The history of poisoning wells in times of conflict is an established one. Whether by cutting off access to wells or using it as a force multiplier for spreading disease, the town well has always been a significant attack vector.

In modern times, we can draw the analogy of a well to a script or API endpoint that initiates automation that drives change into infrastructure, applications, and digital services. Most organizations—78% employ a rich set of automation across IT to do just that. That should be no surprise given the prevalence of automation to drive changes into complex, hyperscale systems operated by Facebook, Twitter, and Amazon, among others.

That’s because, like the shared well of olden days, a single script can affect thousands of systems in a matter of minutes. In the before times, manual changes affecting the same number of systems might have taken days or even weeks.
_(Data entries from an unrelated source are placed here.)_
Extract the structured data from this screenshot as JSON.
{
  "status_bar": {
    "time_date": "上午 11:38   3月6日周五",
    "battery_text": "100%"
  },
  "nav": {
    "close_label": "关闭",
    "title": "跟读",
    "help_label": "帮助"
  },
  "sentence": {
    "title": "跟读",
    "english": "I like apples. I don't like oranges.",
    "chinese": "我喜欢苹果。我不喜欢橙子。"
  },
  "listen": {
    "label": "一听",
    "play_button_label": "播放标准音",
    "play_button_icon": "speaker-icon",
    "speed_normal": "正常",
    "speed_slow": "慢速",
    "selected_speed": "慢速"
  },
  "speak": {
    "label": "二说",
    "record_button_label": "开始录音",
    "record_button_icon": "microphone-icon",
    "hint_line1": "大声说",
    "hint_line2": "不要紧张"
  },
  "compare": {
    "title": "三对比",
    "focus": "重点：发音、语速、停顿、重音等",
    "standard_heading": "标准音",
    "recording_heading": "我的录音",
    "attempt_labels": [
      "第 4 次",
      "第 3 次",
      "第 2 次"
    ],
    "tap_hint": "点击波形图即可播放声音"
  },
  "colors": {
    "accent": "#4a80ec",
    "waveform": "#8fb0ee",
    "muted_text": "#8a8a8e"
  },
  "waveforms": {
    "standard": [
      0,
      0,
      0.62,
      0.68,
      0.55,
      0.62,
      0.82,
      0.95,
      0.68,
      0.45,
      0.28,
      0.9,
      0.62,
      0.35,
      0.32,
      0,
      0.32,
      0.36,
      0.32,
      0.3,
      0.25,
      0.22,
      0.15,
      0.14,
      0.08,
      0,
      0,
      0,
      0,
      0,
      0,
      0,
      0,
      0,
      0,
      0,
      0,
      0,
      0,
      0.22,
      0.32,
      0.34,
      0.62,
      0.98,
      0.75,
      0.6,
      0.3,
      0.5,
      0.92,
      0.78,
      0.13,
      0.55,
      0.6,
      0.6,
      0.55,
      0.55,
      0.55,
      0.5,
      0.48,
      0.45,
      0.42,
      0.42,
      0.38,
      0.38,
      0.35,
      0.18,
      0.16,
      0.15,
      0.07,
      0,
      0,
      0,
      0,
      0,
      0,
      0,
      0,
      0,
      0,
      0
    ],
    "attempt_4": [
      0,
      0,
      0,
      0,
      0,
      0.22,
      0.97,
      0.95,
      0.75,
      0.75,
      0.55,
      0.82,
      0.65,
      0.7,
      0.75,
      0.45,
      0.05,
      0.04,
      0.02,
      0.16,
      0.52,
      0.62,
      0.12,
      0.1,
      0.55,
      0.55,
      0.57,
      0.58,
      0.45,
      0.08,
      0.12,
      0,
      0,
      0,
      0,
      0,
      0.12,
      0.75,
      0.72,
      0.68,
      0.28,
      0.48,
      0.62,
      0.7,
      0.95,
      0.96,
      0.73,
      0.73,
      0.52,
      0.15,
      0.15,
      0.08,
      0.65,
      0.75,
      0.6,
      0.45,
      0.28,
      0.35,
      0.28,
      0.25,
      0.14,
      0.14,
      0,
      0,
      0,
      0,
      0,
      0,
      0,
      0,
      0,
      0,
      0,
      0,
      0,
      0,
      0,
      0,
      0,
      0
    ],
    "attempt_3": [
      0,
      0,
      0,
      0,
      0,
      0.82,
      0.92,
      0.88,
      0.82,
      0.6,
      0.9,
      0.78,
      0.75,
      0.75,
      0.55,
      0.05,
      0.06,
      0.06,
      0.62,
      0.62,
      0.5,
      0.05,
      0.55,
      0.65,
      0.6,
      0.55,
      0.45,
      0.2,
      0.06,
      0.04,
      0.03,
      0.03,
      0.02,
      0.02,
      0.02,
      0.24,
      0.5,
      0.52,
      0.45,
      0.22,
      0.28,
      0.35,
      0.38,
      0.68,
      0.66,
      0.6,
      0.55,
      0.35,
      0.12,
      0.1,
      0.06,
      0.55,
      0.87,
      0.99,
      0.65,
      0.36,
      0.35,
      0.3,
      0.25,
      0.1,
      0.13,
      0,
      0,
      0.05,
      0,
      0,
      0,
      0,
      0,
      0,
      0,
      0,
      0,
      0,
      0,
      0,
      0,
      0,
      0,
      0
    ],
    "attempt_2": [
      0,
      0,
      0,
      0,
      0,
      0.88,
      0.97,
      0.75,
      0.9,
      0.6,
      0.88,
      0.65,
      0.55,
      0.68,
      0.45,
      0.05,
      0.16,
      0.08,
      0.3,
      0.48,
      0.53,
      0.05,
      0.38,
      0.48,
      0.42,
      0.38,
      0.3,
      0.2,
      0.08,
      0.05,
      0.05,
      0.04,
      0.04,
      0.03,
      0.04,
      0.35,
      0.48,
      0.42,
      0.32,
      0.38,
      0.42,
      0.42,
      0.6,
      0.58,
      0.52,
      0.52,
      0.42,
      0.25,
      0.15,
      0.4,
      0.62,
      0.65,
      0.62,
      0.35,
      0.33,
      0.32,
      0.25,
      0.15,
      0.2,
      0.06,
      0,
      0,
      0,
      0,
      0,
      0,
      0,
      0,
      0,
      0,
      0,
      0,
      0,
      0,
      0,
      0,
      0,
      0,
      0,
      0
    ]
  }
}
Automation is a force multiplier, allowing operations of all kinds to scale in ways that human beings could never achieve. It is the cornerstone of scaling processes, practices, and the business. Indeed, one can argue that an organization cannot become a digital business without automation. It is one of the six key capabilities organizations need to build to successfully capitalize on data, adopt Site Reliability Engineering (SRE) operations, and infuse digital services with the ability to adapt through modern app delivery.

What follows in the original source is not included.